The pseudorandom sequence of rotation angles was constrained such that no change of angle between subsequent blocks was >30°, to prevent large switches of rotation that could be confusing to subjects. This led to block-to-block lag 1 autocorrelation of 0.55 and trial-to-trial lag 1 autocorrelation of 0.91 (measured on day 3, when the full range of rotations from −30 to 30° was covered). As rotation angle was fixed during each block of five trials, trial-to-trial autocorrelation was much higher than block-to-block one.
Experiment 1 (visuomotor rotations): analysis.
When plotting movement directions (see Figs. 2⇓–4), we transformed them into azimuth-elevation coordinates (see Fig. 2A). The azimuth angle was calculated as arctan(x/z) and the elevation angle as arctan(y/z); see Figure 2A for axes conventions. In the range of angles used in this study, our elevation is only slightly different from the one usually used in spherical coordinates and given by arcsin(y/r). We used our definition to make the transformation symmetric for x and y; as a result, diagonal rotation of 30° was transformed into (22.2, 22.2°).
When plotting adaptation paths (see Figs. 3, 4), we subtracted baseline movement directions for every subject. The baseline value was calculated as the average over the last 5 trials of every 10 trial washout block preceding probing blocks. The average (±SD) baseline initial direction over subjects in azimuth-elevation coordinates was (−0.1 ± 0.9, −2.8 ± 4.5°), so the baseline elevation tended to be slightly negative (reaching −9 and −12° for two subjects). For every subject, we subtracted this value from all initial direction values. The same was done for late movement hand positions as well, even though here the baselines were almost negligible: (−0.1 ± 0.5, 0.0 ± 1.3°). When analyzing backward movements, we also did baseline correction and had to exclude one of the subjects who made extremely curved backward movements (baseline elevation, 46°). Other subjects had initial direction baselines of (0.1 ± 1.0, 0.0 ± 3.0°).
To plot movement trajectories, we transformed each trajectory taken from 200 ms after movement onset until entering the target into the azimuth-elevation coordinates, resampled the resulting trajectory with cubic splines to 20 points equally spaced in time, and then averaged across trials and subjects. To represent the uncertainty, we took the SEM along the direction of largest variance for every point and plotted it perpendicular to the trajectory (see Figs. 3A, 4D). No baseline correction was done for the trajectories, and one can see on Figure 3A that trajectories tend to start below (0, 0), corresponding to the negative baseline elevation.
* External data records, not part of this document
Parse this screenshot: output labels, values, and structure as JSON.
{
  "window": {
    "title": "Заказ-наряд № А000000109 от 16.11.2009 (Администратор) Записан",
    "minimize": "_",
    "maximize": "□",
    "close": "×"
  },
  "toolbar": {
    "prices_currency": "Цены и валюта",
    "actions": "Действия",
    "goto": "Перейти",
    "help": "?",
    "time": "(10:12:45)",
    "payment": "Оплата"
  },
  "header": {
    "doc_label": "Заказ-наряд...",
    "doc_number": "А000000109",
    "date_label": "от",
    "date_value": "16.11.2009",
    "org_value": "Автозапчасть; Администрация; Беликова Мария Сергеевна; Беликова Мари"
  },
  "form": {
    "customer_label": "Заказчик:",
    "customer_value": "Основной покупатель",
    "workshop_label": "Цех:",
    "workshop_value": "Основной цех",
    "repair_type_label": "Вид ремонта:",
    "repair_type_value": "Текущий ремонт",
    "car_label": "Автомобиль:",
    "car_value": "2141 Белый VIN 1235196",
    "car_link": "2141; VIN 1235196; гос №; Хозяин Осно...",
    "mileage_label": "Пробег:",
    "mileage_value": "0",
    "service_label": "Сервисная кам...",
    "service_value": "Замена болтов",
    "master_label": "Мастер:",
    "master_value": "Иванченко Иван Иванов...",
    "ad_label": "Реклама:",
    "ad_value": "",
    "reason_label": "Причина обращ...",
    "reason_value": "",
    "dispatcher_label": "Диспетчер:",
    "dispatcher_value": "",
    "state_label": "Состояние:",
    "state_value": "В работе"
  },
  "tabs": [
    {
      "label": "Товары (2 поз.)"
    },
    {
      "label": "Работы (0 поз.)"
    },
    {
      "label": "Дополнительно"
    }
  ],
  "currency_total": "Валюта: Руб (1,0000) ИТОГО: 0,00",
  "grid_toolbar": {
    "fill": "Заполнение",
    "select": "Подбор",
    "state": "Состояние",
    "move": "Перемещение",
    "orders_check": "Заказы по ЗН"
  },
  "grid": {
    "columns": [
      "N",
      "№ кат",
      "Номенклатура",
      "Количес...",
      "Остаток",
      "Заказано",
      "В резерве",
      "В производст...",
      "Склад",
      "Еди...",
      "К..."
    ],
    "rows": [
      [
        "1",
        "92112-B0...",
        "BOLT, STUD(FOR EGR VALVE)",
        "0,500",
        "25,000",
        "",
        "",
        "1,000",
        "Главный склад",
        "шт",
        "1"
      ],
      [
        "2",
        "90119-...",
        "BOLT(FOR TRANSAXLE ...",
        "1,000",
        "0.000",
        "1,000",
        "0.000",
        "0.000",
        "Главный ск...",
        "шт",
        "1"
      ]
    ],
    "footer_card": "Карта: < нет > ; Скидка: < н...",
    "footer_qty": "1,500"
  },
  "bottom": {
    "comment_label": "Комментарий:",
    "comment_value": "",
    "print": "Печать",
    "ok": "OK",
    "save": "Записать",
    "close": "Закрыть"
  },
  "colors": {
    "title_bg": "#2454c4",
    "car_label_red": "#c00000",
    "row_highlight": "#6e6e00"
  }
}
Experiment 1 (visuomotor rotations): exponential fits and bootstrapping.
To fit trajectories to adaptation paths (shown with dashed lines on Figs. 3B and 4), we made exponential fits to learning curves separately in azimuth and elevation directions, and then plotted the corresponding trajectory. The sequence of errors was fitted with the following formula: ei(t) = Rexp(−(t − d − 1)/ki), where i stands for either azimuth or elevation, t is the trial number changing from 1 to 5, R is the azimuth/elevation of the rotation angle (22.2°), d is the offset, and ki are time constants. For the initial direction fits, the offset d was set to zero. We defined the learning speed λi as the amount of error (from 0 to 1) corrected on each subsequent trial; straightforward calculation shows that λi = 1 − exp(−1/ki). The least-squares fit (using the Levenberg–Marquardt algorithm implemented in the MATLAB nlinfit function) was done on the nonaveraged data, and the insets in Figure 4, A and B, show learning speeds λi together with 95% confidence intervals.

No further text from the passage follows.